McKenzie points out the irony of reggae's internationalisation through the same elements abroad which now reject anti-homosexual lyrics.
"One of the things you find was the progressive movements across the world that embraced our music. In recent times, it is the progressive movement - another generation - which is espousing gay rights and all these rights that run counter to things espoused in our music," McKenzie said.
"Some of the things they espouse, we don't. And that is causing a major problem. It is these people pushing against our music and calling it murder music. That is where the challenge is for our music."
Generally, too, he reiterates that "people can't speak with the certainty of days gone by. There is so much uncertainty in the air. It is like now people can justify almost any behaviour or any thing".
Plus, he points out, "It is easier to bring someone down, with all the social media. They take you down in a flash. I think a lot of people are very, very, very cautious, very wary about what they say".
So in Thursday's STAR deejay Vybz Kartel's denial of a rumour that he has AIDS was the main entertainment story. It read in part:
"The rumours began circulating late last week via a broadcast message sent out on BlackBerry Messenger. According to a broadcast message making the rounds last week, a female who allegedly has HIV, the virus that causes AIDS, is said to have had unprotected sex with the deejay. The message implies that the deejay may now too have contracted the life-threatening disease. This week, the rumours also surfaced on the Internet."
Sponsorship, as Lutan Fyah spoke to in his specific incident, is also an issue.

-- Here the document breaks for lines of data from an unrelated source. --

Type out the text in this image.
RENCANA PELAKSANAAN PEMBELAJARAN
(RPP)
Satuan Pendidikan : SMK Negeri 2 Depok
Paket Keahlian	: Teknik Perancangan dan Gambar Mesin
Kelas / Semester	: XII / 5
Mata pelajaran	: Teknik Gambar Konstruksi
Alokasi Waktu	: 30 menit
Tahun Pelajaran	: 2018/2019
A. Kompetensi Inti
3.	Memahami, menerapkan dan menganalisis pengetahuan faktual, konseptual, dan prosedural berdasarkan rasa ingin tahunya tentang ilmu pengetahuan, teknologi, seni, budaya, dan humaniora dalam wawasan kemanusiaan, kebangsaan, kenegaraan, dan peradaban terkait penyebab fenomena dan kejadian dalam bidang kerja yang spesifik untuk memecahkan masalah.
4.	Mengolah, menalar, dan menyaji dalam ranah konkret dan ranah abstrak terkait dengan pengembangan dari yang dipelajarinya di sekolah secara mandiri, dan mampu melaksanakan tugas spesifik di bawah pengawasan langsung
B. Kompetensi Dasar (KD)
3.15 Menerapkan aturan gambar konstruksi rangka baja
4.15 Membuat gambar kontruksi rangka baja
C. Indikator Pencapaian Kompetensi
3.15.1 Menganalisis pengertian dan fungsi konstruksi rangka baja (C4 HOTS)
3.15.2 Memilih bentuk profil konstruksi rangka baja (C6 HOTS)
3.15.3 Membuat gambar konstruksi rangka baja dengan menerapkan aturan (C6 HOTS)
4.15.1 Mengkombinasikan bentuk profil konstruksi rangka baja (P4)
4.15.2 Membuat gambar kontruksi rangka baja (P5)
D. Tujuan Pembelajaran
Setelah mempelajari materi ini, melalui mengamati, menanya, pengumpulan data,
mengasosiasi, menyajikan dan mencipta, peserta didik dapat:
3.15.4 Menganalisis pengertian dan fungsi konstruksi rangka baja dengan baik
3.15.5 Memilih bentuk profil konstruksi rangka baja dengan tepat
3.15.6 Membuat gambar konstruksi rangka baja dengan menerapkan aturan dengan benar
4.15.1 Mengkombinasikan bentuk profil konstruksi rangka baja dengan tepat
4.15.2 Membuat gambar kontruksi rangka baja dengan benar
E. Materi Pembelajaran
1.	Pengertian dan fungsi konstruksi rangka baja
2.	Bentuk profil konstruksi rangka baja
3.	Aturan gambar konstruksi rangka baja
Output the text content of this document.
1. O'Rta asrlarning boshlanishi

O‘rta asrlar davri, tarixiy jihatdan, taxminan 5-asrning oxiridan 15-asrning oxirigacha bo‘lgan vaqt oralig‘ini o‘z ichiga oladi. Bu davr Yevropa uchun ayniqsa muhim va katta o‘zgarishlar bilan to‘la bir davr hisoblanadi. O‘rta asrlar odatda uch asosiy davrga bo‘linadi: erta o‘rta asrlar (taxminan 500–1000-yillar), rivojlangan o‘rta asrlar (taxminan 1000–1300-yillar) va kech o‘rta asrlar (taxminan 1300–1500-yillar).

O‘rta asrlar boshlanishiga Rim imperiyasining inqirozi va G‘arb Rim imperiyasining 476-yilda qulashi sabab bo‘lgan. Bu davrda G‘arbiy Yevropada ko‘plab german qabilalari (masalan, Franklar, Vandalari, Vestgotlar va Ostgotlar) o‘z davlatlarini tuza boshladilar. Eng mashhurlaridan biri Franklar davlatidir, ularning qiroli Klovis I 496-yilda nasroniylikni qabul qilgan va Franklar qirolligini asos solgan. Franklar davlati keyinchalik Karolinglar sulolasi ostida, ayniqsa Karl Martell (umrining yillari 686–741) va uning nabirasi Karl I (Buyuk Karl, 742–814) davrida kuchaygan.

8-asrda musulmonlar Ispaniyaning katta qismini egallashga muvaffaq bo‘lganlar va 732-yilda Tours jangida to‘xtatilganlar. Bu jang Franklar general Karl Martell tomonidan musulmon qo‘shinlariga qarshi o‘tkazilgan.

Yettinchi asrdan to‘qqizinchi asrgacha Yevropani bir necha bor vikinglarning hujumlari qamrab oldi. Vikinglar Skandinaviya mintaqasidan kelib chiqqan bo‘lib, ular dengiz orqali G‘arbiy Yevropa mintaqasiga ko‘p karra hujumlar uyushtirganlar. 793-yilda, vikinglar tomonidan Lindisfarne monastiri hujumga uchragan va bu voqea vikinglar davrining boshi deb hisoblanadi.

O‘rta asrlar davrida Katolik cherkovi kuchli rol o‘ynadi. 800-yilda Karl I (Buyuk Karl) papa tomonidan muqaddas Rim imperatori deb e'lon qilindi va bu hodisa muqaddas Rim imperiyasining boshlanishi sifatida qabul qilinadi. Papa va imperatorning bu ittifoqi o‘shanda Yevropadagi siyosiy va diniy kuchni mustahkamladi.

In 2005, the Coalition of Corporate Sponsors - including Red Stripe, Digicel, Cable and Wireless, Courts Ja Ltd, the Jamaica Tourist Board, Supreme Ventures and J. Wray and Nephew - banned deejays Bounty Killer and Beenie Man from events which they supported. This was after the two were deemed to have used foul language in a free-to-air televised performance at Jamaica Carnival, Last Hurrah, held at the National Stadium.
The bans were eventually dropped with apology or compromise from the deejays and many of the entities are now heavily involved in dancehall.
The Gleaner asked McKenzie if he believes that sponsorship plays a role in the lack of overtly rebellious content. He said "Yes, because the thing has become so commercialised ... . If you see certain issues, you might not want to offend certain brands".
Plus, with artistes heavily reliant on live performances for revenue in an era where music is freely available on the Internet, getting concert dates is critical. "With that, sponsors have a big talk about who comes on the show and who doesn't come on the show, and why they come on the show," McKenzie said.
An April 2009 STAR story showed local gay-rights group J-FlAG's perception of sponsors' stance:
"Despite the occasionally homophobic rant by rogue deejays, we have seen a general decline in the level of homophobia coming from new Jamaican artistes and in new music from Jamaica. We have also seen corporate sponsors withdrawing their support from music that promotes violence or discrimination against any group."